But Angelica was not to be disposed of so simply. She made up her mind that he would have to speak, he would have to tell her outright that he didn’t love her.
"He won’t find it hard to get rid of me!" she thought, bitterly. "But he’s got to say. I want to understand. What does he write me a letter like that for, and then be this way?"
She had a feeble little hope that perhaps it was only his feeling of duty that kept him from her, that he loved her and didn’t dare to see her. She felt that if he would just say that he loved her, but that they must give up all thought of each other, she would be satisfied. She could go on living, if she had that knowledge. Something, however, he must say.
On the third evening she lay in wait for him. Polly and Mrs. Russell had gone to bed, and he hadn’t returned yet from a lecture he was giving in the village; so she turned out the light in her room and sat in the dark, with the door open, waiting.
It was a melancholy October night. The leaves from the linden rustled against her window as they were blown from the branches, and a constant, monotonous, low wind blew, with a sound like rain. She sat as still as a spider in a web, grim, unhappy, filled with apprehension.
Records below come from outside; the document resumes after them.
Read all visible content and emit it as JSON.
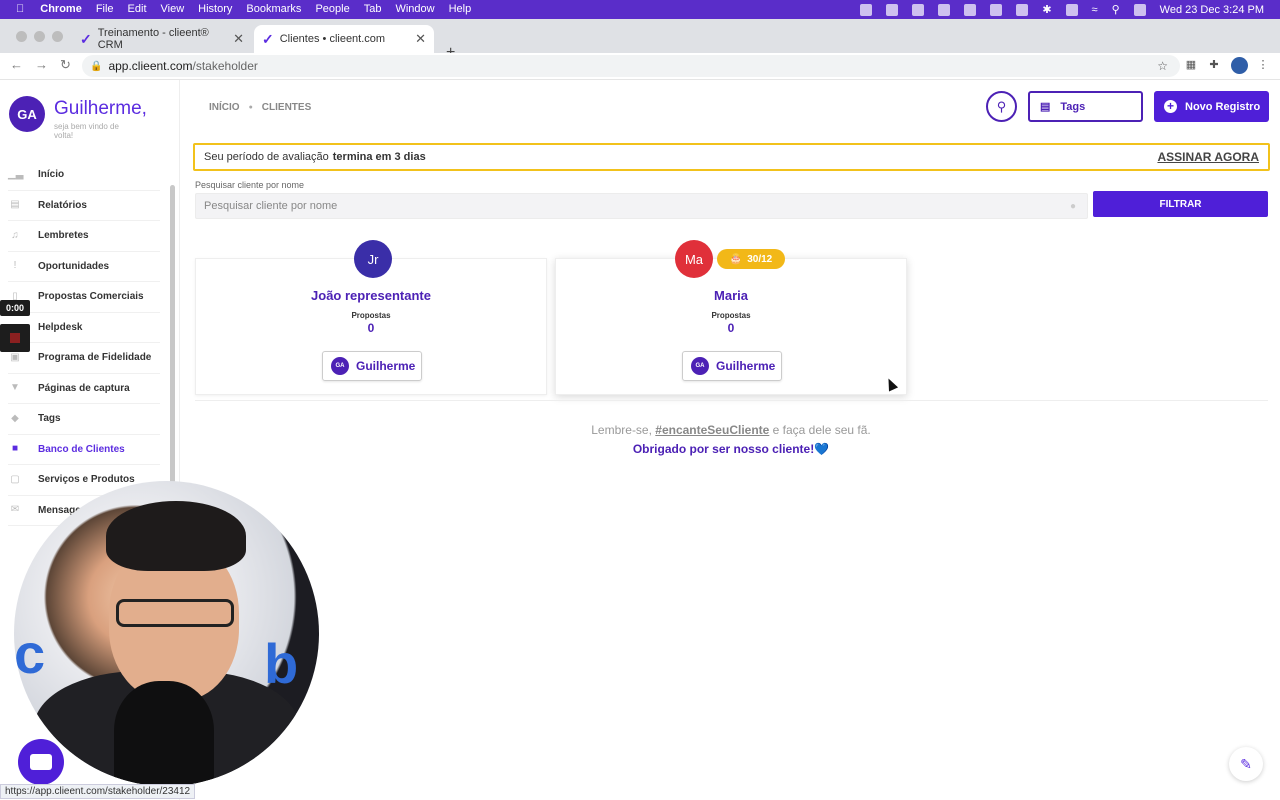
{
  "menubar": {
    "app": "Chrome",
    "items": [
      "File",
      "Edit",
      "View",
      "History",
      "Bookmarks",
      "People",
      "Tab",
      "Window",
      "Help"
    ],
    "clock": "Wed 23 Dec  3:24 PM"
  },
  "tabs": [
    {
      "title": "Treinamento - clieent® CRM",
      "active": false
    },
    {
      "title": "Clientes • clieent.com",
      "active": true
    }
  ],
  "address": {
    "host": "app.clieent.com",
    "path": "/stakeholder"
  },
  "sidebar": {
    "initials": "GA",
    "greeting": "Guilherme,",
    "subtitle": "seja bem vindo de volta!",
    "items": [
      {
        "label": "Início"
      },
      {
        "label": "Relatórios"
      },
      {
        "label": "Lembretes"
      },
      {
        "label": "Oportunidades"
      },
      {
        "label": "Propostas Comerciais"
      },
      {
        "label": "Helpdesk"
      },
      {
        "label": "Programa de Fidelidade"
      },
      {
        "label": "Páginas de captura"
      },
      {
        "label": "Tags"
      },
      {
        "label": "Banco de Clientes"
      },
      {
        "label": "Serviços e Produtos"
      },
      {
        "label": "Mensagem"
      }
    ],
    "active_index": 9
  },
  "recorder": {
    "time": "0:00"
  },
  "header": {
    "breadcrumb": [
      "INÍCIO",
      "CLIENTES"
    ],
    "tags_label": "Tags",
    "new_label": "Novo Registro"
  },
  "trial": {
    "text": "Seu período de avaliação",
    "bold": "termina em 3 dias",
    "cta": "ASSINAR AGORA"
  },
  "filter": {
    "label": "Pesquisar cliente por nome",
    "placeholder": "Pesquisar cliente por nome",
    "button": "FILTRAR"
  },
  "cards": [
    {
      "initials": "Jr",
      "name": "João representante",
      "proposals_label": "Propostas",
      "proposals": "0",
      "owner_initials": "GA",
      "owner": "Guilherme",
      "color": "#3a2ea8"
    },
    {
      "initials": "Ma",
      "name": "Maria",
      "proposals_label": "Propostas",
      "proposals": "0",
      "owner_initials": "GA",
      "owner": "Guilherme",
      "badge": "30/12",
      "color": "#e0303a"
    }
  ],
  "footer": {
    "line1_pre": "Lembre-se, ",
    "hashtag": "#encanteSeuCliente",
    "line1_post": " e faça dele seu fã.",
    "line2": "Obrigado por ser nosso cliente!",
    "heart": "💙"
  },
  "statusbar": "https://app.clieent.com/stakeholder/23412",
  "colors": {
    "brand": "#4f1fd8",
    "warning": "#f2c21b",
    "badge": "#f2b818"
  }
}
In the course of time he came in. She saw him hurry down the hall in his wet ulster and cap, and go into his own room. She was after him before he had time to close the door.
"I want to speak to you!" she said. "Why didn’t you let me? Don’t you want to see me?"
"No," he said. "No, Angelica, I don’t." He hadn’t even removed his cap. He put his hand on the knob of the door. "You shouldn’t have come here," he said. "Some one might see you."
"I don’t care! I want to know. What’s the matter? What’s happened?"
"I hoped," he said quietly, "that you’d let it drop without an explanation which is bound to be painful for both of us."